Sounds like a weak signal issue, if you have an external aerial has it been blown out of alignment perhaps??

You need to go about this in a logical sequence, first is to either try another tv, or try your tv on an aerial feed you know is good (neighbours perhaps?)

If your tv works on another persons aerial then it's not your tv that's at fault, it's a signal issue. 

Andy


----------



## JanHank (Mar 29, 2015)

Don't you have a satellite receiver to check scart plug connections Jean ? Hate the things, they can sometimes be faulty, scart plugs that is.


----------



## raynipper (Aug 4, 2008)

Hi Jean. If you are on Freeview and not a satellite they have added and rearranged some of the channels early this month. 
I can only suggest complete reboot, i.e. pull power lead and wait. Then reconnect and maybe retune again automatically.

Ray.


----------



## Drew (May 30, 2005)

Hi Jiwawa,

Might I suggest that you start from scratch and reset your TV to factory settings. 

Remove the aerial from your TV and do an automatic re–install. As there are no programmes to install this will completely clear your TV. similar to cleaning your computer.

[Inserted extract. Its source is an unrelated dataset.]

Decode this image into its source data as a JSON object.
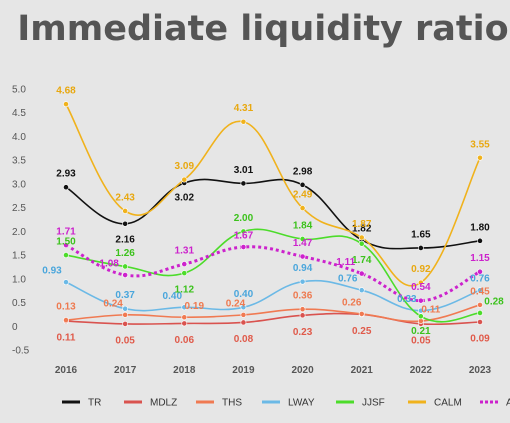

When the "Re–install" is complete, plug your aerial back into your TV and then re–install your programmes as per the on screen instructions, you may have to enter your post code for this.

This completely resets your TV to your area.

If you are having problems with your picture i.e. pixillation on HD channels, this could be caused by Mobile Signals i.e. 4G at 800 MHz.

I hope this helps.


----------



## jiwawa (Jun 22, 2007)

Thanks all for your input. 

I did try another TV - no signal at all. 

I then discovered that my neighbour had had the same problem about 6 or 7 weeks ago when I was away in Spain and the maintenance people had sent someone round. 

The aerial, or central feed, is in the roofspace of a walkway between the 2 buildings but they then fed in to the upstairs apartments, with no immediate access. So he ran a new feed externally to her ground floor apartment. 

He did the same for me the other day. 

Now all sorted. 

Tho I haven't had time since to catch up with Jon Snow - been too busy emptying n cleaning the van to hand in to the dealer on the last day of its current MOT. :-(


----------



## aldra (Jul 2, 2009)

No time to catch up with Jon snow?

What on earth can take presidency to that ?

So let me fill you in ...........

You lucky so and so, you can catch up whilst I fret till the next episode

A week to wait 

Sandra


----------



## jiwawa (Jun 22, 2007)

Is Jon only on once a week now Sandra?

Certainly the few times I have been able to tune in he's been absent.

But the rest of the team aren't bad ;-)


----------



## aldra (Jul 2, 2009)

I'm thinking of Jon Snow in Game of thrones 

Series 7, once a week now 

Sandra


----------



## jiwawa (Jun 22, 2007)

Ah, I don't know him at all.


----------



## aldra (Jul 2, 2009)

Fabulous series if you can access it 

We watch it on TV Now, our granddaughter subscribes

I think the first 5 series have been removed now, and the DVDs are quite expensive to buy 

Totally addictive, enjoyed the books too 

Sandra


----------